November 12, 2018, by Lindsay Brooke
Ceremony to ensure Sutton Bonington’s fallen are not forgotten
Two avenues of lime trees stand at the heart of the University of Nottingham’s Sutton Bonington Campus. Kingstonian Avenue, now known simply as The Limes, was planted nearly ninety years ago but few will be aware of the significance of these trees.
At the end of the 1920s the Old Kingstonian Association, alumni of the former agricultural college, agreed that the limes should be planted and some would be funded to remember fallen students and staff of the First World War.
This Remembrance Sunday the limes were the focus of a short ceremony as part of the commemorations marking the end of the Great War. At just before 11am a commemorative plaque and information board were unveiled to explain who planted the trees and why. The ceremony was followed by a minute’s silence.

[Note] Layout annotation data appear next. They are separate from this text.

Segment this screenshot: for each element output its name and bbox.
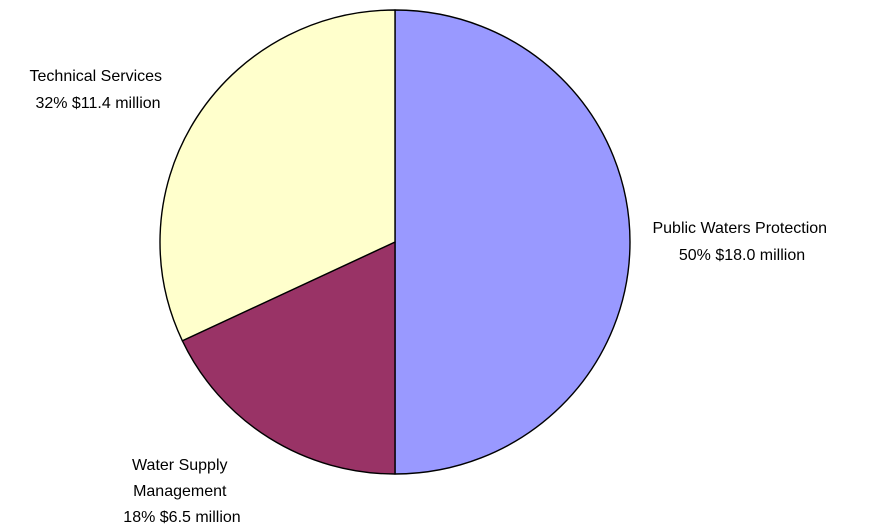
label-line: Management bbox=[133, 483, 227, 500]
label-line: Public Waters Protection bbox=[652, 220, 827, 237]
pie-slice-technical-services bbox=[159, 9, 396, 342]
pie-slices bbox=[159, 9, 631, 475]
label-line: Technical Services bbox=[30, 68, 163, 85]
label-line: Water Supply bbox=[132, 457, 227, 474]
pie-labels: Public Waters Protection 50% $18.0 milli… bbox=[30, 68, 831, 526]
pie-slice-water-supply-management bbox=[181, 241, 396, 475]
pie-slice-public-waters-protection bbox=[394, 9, 631, 475]
label-line: 32% $11.4 million bbox=[35, 95, 160, 112]
slice-label-technical-services: Technical Services 32% $11.4 million bbox=[30, 68, 167, 112]
label-line: 18% $6.5 million bbox=[123, 509, 240, 526]
slice-label-public-waters-protection: Public Waters Protection 50% $18.0 milli… bbox=[652, 220, 831, 264]
label-line: 50% $18.0 million bbox=[679, 247, 805, 264]
slice-label-water-supply-management: Water Supply Management 18% $6.5 million bbox=[123, 457, 240, 526]
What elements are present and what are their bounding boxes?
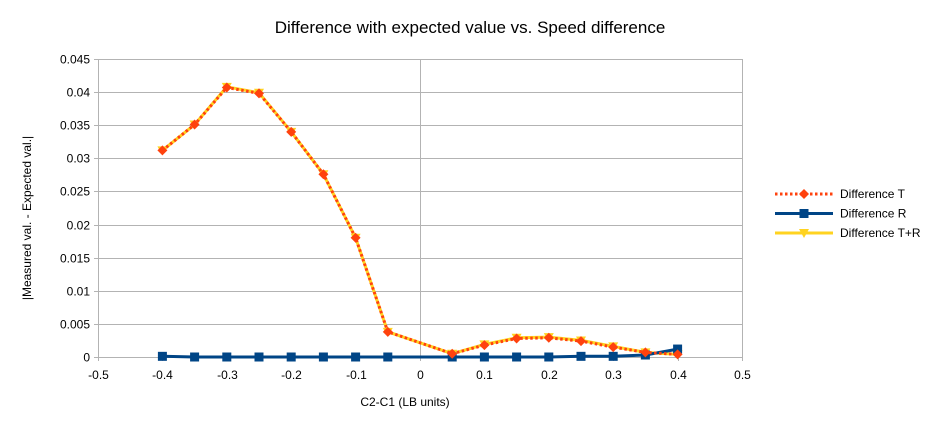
data-point xyxy=(318,352,328,362)
data-point xyxy=(576,336,586,347)
legend-marker xyxy=(799,229,809,238)
data-point xyxy=(479,340,490,351)
x-tick-label: 0.2 xyxy=(541,368,558,382)
y-tick-label: 0.025 xyxy=(60,185,90,199)
data-point xyxy=(608,342,619,353)
x-tick-label: 0.1 xyxy=(476,368,493,382)
data-point xyxy=(157,145,168,156)
data-point xyxy=(351,352,361,362)
x-tick-label: -0.5 xyxy=(88,368,109,382)
x-tick-label: -0.2 xyxy=(281,368,302,382)
x-tick-label: 0 xyxy=(417,368,424,382)
x-axis-label: C2-C1 (LB units) xyxy=(360,395,449,409)
x-tick-label: 0.4 xyxy=(670,368,687,382)
grid-lines xyxy=(98,59,743,358)
y-tick-label: 0.01 xyxy=(67,285,91,299)
data-point xyxy=(576,351,586,361)
series-line xyxy=(161,86,678,356)
chart-title: Difference with expected value vs. Speed… xyxy=(275,18,666,37)
data-point xyxy=(286,352,296,362)
x-tick-label: -0.1 xyxy=(346,368,367,382)
legend: Difference T Difference R Difference T+R xyxy=(775,187,921,240)
data-point xyxy=(544,352,554,362)
data-point xyxy=(640,347,651,358)
legend-item: Difference R xyxy=(775,207,907,221)
y-tick-label: 0.005 xyxy=(60,318,90,332)
data-point xyxy=(350,232,361,243)
y-tick-label: 0.03 xyxy=(67,152,91,166)
data-point xyxy=(608,351,618,361)
series-line xyxy=(162,347,678,359)
y-tick-label: 0.04 xyxy=(67,86,91,100)
data-point xyxy=(447,348,458,359)
series-difference-t xyxy=(157,82,683,360)
data-point xyxy=(382,326,393,337)
data-point xyxy=(512,352,522,362)
data-point xyxy=(254,88,264,99)
y-tick-label: 0.035 xyxy=(60,119,90,133)
x-tick-label: 0.5 xyxy=(734,368,751,382)
legend-marker xyxy=(799,209,809,218)
data-point xyxy=(190,352,200,362)
legend-item: Difference T+R xyxy=(775,226,921,240)
x-tick-label: -0.4 xyxy=(152,368,173,382)
legend-label: Difference T+R xyxy=(840,226,921,240)
data-point xyxy=(479,352,489,362)
data-point xyxy=(221,82,232,93)
data-point xyxy=(511,333,522,344)
data-point xyxy=(543,332,554,343)
x-tick-label: -0.3 xyxy=(217,368,238,382)
legend-item: Difference T xyxy=(775,187,906,201)
y-tick-label: 0.015 xyxy=(60,252,90,266)
data-point xyxy=(286,126,297,137)
y-tick-label: 0 xyxy=(83,351,90,365)
legend-label: Difference T xyxy=(840,187,906,201)
data-point xyxy=(254,352,264,362)
legend-label: Difference R xyxy=(840,207,907,221)
y-tick-label: 0.045 xyxy=(60,53,90,67)
data-point xyxy=(672,349,683,360)
y-tick-label: 0.02 xyxy=(67,219,91,233)
data-point xyxy=(673,344,683,354)
legend-marker xyxy=(799,189,809,199)
data-point xyxy=(189,119,200,130)
tick-labels: 0 0.005 0.01 0.015 0.02 0.025 0.03 0.035 0.04 0.0… xyxy=(60,53,751,383)
data-point xyxy=(157,351,167,361)
series-group xyxy=(157,82,683,362)
data-point xyxy=(383,352,393,362)
y-axis-label: |Measured val. - Expected val.| xyxy=(20,136,34,300)
data-point xyxy=(318,169,329,180)
x-tick-label: 0.3 xyxy=(605,368,622,382)
data-point xyxy=(222,352,232,362)
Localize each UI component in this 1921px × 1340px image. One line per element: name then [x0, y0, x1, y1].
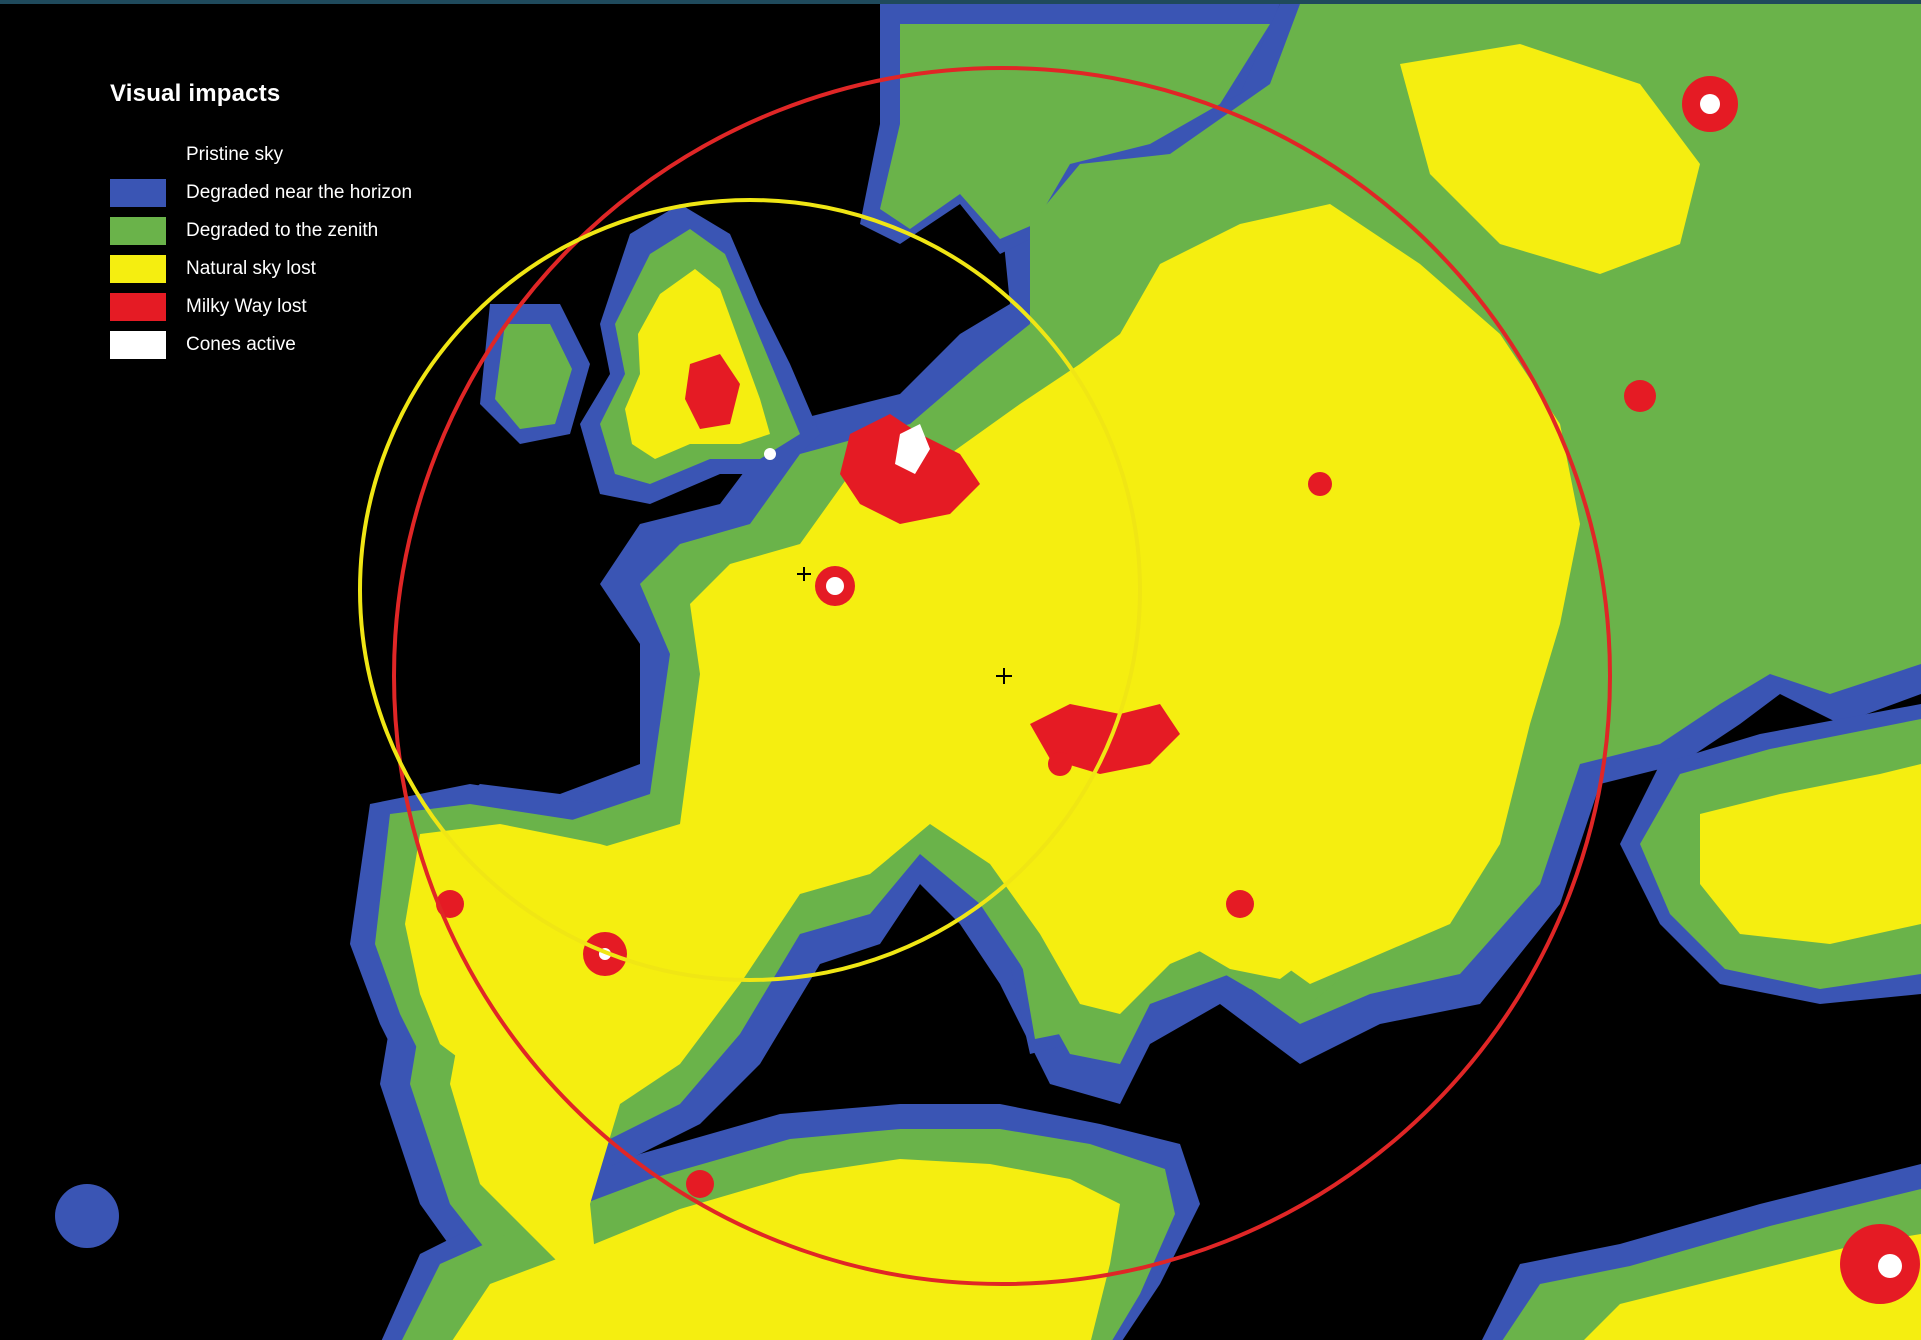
legend-item: Degraded near the horizon: [110, 174, 412, 212]
legend-swatch: [110, 141, 166, 169]
legend-item: Degraded to the zenith: [110, 212, 412, 250]
legend-item: Natural sky lost: [110, 250, 412, 288]
legend-label: Degraded to the zenith: [186, 220, 379, 241]
inner-yellow-circle: [358, 198, 1142, 982]
legend-item: Cones active: [110, 326, 412, 364]
outer-red-circle: [392, 66, 1612, 1286]
legend-label: Milky Way lost: [186, 296, 307, 317]
legend-swatch: [110, 255, 166, 283]
legend-swatch: [110, 293, 166, 321]
legend-swatch: [110, 331, 166, 359]
region-natural-lost-layer: [405, 44, 1921, 1340]
west-marker: [797, 567, 811, 581]
legend-items: Pristine sky Degraded near the horizon Deg…: [110, 136, 412, 364]
legend-swatch: [110, 179, 166, 207]
map-canvas: [55, 4, 1921, 1340]
legend-label: Degraded near the horizon: [186, 182, 413, 203]
legend-label: Natural sky lost: [186, 258, 316, 279]
legend-title: Visual impacts: [110, 80, 281, 107]
island-horizon: [55, 1184, 119, 1248]
legend-label: Cones active: [186, 334, 296, 355]
legend-item: Pristine sky: [110, 136, 412, 174]
legend-swatch: [110, 217, 166, 245]
legend: Visual impacts Pristine sky Degraded near…: [110, 80, 412, 364]
legend-item: Milky Way lost: [110, 288, 412, 326]
legend-label: Pristine sky: [186, 144, 284, 165]
center-marker: [996, 668, 1012, 684]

Prof Julian Wiseman, from the School of Biosciences, and Treasurer of the Old Kingstonian Association, said: “I have always had an interest in Campus history. The Association wanted to ensure that the story of the trees isn’t completely lost in the mists of time. This being the centenary of the end of the First World War we thought it a suitable time to highlight their story.”
Old Kingstonian archives reveal the story
The origins of Sutton Bonington Campus stem from the Midland Agricultural and Dairy College, which was situated in the nearby village of Kingston-on-soar. The former college site is now long gone but it still lends its name to the alumni organisation. After the First World War, the college was relocated to the current, larger, site in the village of Sutton Bonington.
In 1930 The Kingstonian magazine announced that ‘A suggestion that an avenue of trees at College be planted by members is described in an accompanying circular to members. We hope it will meet with active approval.’
In 1931 the magazine was able to report that ‘members planted an avenue of trees on the road leading from the College Meterological Station to the Farm Buildings.’
The cost of each tree was 7/6 (seven shillings and sixpence) – 37.5 new pence.